Up and Coming: Kiss the Cook
ONE TO WATCH Frankly, Taj Exotica Resort and Spa Maldives might be too near Male to escape the aircraft noise, but this new luxury resort still makes the cut because chef Ashfer Biju is the best in the atolls. At both resort restaurants, The Deep End and 24 Degrees, "Everything is one hundred percent fresh, with new menus every day," says the Indian-born Biju. "We've got the most spectacular fish in the world on our doorstep." Biju has a light, inventive touch that combines Indian spices with local fish and Mediterranean traditions: spaghetti with banana prawns, red seared tuna, and foie gras on squid-ink tagliatelle. Our favorite is the prawn three ways—marinated in yogurt and lemongrass, cooked in a clay oven, and served with avocado and cucumber (his mother's recipe). This feast doesn't get any better, not even in India. Dinner, $95. South Male Atoll; 960-44-2200; www.tajhotels.com/maldives.

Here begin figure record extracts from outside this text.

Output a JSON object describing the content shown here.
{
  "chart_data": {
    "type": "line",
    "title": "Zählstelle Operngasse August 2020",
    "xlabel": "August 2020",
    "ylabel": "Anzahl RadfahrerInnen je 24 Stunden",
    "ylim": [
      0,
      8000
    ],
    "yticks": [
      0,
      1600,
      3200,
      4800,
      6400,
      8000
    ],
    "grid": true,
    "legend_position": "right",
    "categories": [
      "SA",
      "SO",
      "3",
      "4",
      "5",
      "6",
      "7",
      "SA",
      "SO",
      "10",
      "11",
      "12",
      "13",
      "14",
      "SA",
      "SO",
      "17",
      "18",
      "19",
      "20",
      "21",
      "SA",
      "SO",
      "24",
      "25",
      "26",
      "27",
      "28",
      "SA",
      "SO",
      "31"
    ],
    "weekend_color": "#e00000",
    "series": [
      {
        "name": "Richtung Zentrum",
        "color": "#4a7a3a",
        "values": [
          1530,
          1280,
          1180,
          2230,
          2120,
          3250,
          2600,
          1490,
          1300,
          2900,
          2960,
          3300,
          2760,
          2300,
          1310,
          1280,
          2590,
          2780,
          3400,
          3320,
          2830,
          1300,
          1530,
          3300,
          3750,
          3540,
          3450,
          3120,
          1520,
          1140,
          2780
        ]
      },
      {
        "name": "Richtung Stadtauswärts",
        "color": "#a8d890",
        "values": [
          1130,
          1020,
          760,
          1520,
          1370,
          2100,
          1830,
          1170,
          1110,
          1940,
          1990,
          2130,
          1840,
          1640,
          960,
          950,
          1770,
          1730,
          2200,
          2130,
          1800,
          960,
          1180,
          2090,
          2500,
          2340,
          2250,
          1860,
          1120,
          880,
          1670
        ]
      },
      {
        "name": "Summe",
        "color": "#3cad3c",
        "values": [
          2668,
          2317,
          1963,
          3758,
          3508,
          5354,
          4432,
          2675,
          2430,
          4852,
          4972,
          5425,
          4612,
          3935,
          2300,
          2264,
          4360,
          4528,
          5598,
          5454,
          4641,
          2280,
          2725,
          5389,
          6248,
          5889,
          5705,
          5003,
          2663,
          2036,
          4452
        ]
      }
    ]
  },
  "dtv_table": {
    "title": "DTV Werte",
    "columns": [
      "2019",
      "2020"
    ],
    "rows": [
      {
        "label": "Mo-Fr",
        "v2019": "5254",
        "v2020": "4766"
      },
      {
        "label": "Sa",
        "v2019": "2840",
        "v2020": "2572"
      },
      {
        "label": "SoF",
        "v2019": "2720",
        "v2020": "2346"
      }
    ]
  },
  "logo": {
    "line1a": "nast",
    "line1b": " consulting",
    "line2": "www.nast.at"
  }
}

Boat to Book: Four Seasons Afloat
If you can't get a room at the Four Seasons at Kuda Huraa, the new Four Seasons Explorer has 11 staterooms designed by Singapore's Kat Kng that are sleek and minimal—whites and highly polished teak. All have DVD players, CD systems, TVs, and telephones; the top suite has a private dining area. The boat is designed for divers, but non-divers will appreciate the luxury of a 24-person staff, including a marine biologist and a spa therapist. Rooms, $1,445-$2,525 for three nights; includes meals and drinks; 960-444-888; www.fourseasons.com/maldives.
$ Establishment accepts no charge/credit cards or accepts cards other than American Express.